“You always understand things, Sonia,” she said. “I’m tired. I mean to go to bed very early to-night.”

“But will he——?”

She raised her heavy eyebrows.

“I must rest to-night,” said Mrs. Clarke. “I must, I must.”

“Let me tell him, then, if he—”

“No, no.”

Mrs. Clarke put one hand to her lips. She heard Dion in the hall. When he came in she saw at once that he had been dashing cold water on his face. His eyes fell before hers. She could not divine what he had found in his letters or what was passing in his mind.

“Come to dinner,” she said.

And they went at once to the dining-room.

During the meal they talked because Mrs. Clarke exerted herself. She was helped, perhaps, by her concealed excitement.
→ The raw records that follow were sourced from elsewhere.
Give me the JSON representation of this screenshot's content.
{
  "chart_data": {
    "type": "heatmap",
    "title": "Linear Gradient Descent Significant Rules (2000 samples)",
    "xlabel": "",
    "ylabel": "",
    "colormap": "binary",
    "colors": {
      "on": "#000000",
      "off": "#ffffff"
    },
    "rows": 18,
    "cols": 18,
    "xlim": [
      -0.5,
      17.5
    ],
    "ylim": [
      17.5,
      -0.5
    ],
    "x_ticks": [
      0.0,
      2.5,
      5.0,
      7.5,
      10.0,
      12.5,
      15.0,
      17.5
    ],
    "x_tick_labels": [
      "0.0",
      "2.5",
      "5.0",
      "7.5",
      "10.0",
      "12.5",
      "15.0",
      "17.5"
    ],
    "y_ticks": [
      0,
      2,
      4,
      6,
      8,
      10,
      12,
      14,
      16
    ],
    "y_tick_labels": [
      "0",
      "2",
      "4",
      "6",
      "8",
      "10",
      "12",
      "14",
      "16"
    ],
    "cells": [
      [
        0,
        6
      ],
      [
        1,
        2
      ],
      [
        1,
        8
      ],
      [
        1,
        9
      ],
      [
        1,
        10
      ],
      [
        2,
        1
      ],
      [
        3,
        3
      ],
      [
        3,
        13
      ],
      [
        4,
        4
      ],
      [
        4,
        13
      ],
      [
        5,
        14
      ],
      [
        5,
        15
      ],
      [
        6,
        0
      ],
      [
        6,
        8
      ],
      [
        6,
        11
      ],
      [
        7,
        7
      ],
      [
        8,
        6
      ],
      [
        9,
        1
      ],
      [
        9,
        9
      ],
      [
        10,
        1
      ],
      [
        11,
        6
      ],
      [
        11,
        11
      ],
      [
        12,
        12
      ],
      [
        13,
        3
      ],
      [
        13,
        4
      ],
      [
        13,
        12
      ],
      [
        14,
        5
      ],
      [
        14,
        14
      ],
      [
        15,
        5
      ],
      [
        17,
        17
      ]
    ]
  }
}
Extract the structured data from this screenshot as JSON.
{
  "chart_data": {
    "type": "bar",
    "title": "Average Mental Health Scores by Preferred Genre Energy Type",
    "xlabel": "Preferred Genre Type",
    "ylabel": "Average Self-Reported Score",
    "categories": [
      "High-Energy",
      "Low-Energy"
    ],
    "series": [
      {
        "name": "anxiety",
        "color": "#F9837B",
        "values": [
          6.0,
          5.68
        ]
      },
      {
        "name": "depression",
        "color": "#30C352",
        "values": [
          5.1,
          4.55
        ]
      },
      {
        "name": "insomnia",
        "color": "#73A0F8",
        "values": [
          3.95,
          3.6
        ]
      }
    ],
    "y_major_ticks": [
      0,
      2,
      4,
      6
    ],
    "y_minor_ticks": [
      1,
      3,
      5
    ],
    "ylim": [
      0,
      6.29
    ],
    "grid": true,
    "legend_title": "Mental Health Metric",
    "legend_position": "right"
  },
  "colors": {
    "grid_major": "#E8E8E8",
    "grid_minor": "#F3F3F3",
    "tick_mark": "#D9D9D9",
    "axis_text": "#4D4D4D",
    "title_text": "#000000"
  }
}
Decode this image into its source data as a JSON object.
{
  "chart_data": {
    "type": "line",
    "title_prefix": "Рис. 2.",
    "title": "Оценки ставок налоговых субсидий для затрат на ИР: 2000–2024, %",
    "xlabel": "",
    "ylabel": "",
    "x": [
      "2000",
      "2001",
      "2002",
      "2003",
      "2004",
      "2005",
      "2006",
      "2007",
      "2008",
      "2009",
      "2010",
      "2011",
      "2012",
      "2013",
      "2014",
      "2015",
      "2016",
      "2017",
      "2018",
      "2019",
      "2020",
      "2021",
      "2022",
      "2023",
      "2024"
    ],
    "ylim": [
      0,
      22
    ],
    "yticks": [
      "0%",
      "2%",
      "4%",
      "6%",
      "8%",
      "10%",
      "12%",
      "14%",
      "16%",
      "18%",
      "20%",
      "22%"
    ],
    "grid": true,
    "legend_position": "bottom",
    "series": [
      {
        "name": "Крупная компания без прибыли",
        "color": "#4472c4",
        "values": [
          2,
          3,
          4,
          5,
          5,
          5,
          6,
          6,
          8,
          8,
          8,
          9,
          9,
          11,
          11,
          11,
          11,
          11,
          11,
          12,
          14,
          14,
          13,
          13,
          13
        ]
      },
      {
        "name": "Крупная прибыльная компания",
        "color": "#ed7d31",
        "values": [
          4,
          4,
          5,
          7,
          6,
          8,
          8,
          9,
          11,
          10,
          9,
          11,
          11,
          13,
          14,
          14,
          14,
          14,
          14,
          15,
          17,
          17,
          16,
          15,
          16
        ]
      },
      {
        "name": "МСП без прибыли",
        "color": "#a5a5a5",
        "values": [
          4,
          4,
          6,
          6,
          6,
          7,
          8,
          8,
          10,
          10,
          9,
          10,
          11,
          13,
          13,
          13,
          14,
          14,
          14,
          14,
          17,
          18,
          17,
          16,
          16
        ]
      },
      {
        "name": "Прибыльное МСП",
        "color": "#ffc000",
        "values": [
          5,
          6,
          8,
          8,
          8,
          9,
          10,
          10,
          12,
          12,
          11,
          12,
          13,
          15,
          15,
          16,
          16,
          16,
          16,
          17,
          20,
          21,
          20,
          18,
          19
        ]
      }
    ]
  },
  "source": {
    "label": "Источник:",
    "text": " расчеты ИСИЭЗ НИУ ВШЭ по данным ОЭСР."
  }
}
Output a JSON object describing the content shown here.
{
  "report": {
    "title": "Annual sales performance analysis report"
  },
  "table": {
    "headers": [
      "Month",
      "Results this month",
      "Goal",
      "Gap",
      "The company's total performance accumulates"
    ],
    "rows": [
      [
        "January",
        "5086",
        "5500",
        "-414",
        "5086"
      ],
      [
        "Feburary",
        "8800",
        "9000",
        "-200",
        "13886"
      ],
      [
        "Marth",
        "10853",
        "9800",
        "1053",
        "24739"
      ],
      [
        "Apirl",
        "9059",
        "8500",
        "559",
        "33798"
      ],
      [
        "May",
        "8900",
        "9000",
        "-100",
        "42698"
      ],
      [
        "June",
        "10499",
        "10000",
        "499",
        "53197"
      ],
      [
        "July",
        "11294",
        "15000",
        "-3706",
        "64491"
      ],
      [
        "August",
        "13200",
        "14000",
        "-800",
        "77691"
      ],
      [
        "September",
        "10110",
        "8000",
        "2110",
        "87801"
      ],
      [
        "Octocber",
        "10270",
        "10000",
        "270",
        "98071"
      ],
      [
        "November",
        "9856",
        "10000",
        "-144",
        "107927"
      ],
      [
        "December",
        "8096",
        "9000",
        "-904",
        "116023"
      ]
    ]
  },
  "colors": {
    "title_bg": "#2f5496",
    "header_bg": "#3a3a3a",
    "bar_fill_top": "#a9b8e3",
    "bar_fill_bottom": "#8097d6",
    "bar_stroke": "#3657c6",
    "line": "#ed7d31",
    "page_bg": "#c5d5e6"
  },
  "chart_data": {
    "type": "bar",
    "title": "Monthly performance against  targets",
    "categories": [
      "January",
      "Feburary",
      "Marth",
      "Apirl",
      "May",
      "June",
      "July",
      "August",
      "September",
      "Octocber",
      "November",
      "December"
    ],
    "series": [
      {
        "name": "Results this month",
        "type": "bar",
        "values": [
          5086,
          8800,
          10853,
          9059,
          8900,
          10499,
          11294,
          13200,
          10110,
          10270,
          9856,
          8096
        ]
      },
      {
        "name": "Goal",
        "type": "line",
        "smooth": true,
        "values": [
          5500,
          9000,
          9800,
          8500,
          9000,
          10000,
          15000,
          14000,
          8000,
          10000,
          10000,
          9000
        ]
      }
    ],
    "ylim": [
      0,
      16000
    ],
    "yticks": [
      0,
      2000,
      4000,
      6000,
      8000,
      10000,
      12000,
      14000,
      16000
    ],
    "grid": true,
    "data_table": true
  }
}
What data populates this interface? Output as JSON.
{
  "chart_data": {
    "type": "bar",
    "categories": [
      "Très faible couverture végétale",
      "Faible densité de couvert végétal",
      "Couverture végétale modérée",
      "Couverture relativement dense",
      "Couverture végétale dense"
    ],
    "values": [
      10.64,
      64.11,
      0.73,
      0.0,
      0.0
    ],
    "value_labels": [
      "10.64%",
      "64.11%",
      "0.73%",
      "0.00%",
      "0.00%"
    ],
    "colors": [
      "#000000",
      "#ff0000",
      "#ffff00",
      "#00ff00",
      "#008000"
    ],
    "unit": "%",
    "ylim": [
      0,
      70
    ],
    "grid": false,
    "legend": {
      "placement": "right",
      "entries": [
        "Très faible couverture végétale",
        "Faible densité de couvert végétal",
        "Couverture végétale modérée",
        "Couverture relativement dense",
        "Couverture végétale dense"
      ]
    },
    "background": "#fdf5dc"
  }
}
She had never before felt so excited, so almost feverishly alert in body and mind as she felt that night, except at the climax of her divorce case. And she was waiting now for condemnation or acquittal as she had waited then. It was horrible. She was painfully conscious of a desperate strength in Dion. It was as if he had grown abruptly, and she had as abruptly diminished. His savage assertion about the past had impressed her disagreeably. It might be true. He might really have succeeded in slaying his love for his wife. If so, what chance had the woman who had taken him of regaining her freedom of action. She was afraid to play her last card.